Мой танец на краю лезвия измотал его. Яромир, могучий Медведь, стоял передо мной, тяжело дыша, его грудь вздымалась, как кузнечные мехи. Его лицо было красным от натуги и ярости, а на дорогой кожаной куртке темнели пятна крови от моих мелких, но унизительных уколов. Он был раненым, загнанным в угол зверем. И в этот момент, он совершил очередную ошибку.

Я видел, как в его глазах гаснет последняя искра тактической мысли, уступая место чистой, незамутнённой ярости. И в этот момент я прекратил свой танец.

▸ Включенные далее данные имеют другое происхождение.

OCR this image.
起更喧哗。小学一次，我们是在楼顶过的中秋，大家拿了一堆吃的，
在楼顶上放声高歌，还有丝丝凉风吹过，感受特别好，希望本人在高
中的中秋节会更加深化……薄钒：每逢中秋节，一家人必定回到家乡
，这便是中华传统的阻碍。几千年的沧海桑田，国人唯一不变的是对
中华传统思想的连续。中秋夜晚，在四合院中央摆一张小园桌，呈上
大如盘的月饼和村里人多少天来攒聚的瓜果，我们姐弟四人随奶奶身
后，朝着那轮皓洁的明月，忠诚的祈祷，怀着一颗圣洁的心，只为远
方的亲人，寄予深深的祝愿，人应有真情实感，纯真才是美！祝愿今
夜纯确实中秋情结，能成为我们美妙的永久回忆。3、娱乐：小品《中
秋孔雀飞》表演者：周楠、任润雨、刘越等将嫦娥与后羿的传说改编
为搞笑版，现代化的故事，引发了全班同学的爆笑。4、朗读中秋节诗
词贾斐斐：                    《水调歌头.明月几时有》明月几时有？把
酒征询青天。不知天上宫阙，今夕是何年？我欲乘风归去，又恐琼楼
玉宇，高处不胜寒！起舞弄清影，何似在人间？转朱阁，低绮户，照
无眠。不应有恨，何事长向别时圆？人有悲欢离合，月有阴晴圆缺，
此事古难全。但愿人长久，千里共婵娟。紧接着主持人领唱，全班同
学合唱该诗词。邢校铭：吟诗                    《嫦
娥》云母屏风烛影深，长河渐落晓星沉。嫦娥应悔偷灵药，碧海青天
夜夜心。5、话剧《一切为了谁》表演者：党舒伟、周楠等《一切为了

Я перестал уклоняться. Мои лёгкие, скользящие движения прекратились. Я твёрдо встал на ноги, чуть согнув колени, и принял жёсткую, устойчивую оборонительную стойку, которую отрабатывал для таких случаев. Я выставил свой клинок перед собой, готовый принять удар. Это была провокация. Я больше не был неуловимой тенью. Я стал стеной. Я будто говорил ему: «Ну давай. Хватит бегать. Ударь. Я готов».

Для Яромира это был последний шанс. Единственное объяснение, которое мог породить его воспалённый от гордости и бессилия мозг, было то, что я устал. Он думал, что наконец-то загнал этого скользкого, вертлявого угря в угол. В его глазах вспыхнула последняя, отчаянная искра надежды. Он решил, что сейчас его мощь, его магия, его праведный гнев наконец-то сокрушат меня.

«Фаза изматывания завершена, — с холодным удовлетворением констатировал мой внутренний аналитик. — Противник физически и психологически истощён. Его техника деградировала до уровня примитивных силовых атак, лишённых всякой точности. Время для полевого испытания материала. Нужно получить эмпирические данные о сравнительной прочности клинков в условиях прямого силового контакта».

Яромир собрал все свои оставшиеся силы для одного, решающего, сокрушительного удара. Он видел перед собой неподвижную мишень. Он был уверен, что сейчас его мощь, усиленная остатками его магии, наконец-то сокрушит мою нелепую защиту.

— Я РАЗДАВЛЮ ТЕБЯ! — взревел он, и этот рёв был полон отчаяния.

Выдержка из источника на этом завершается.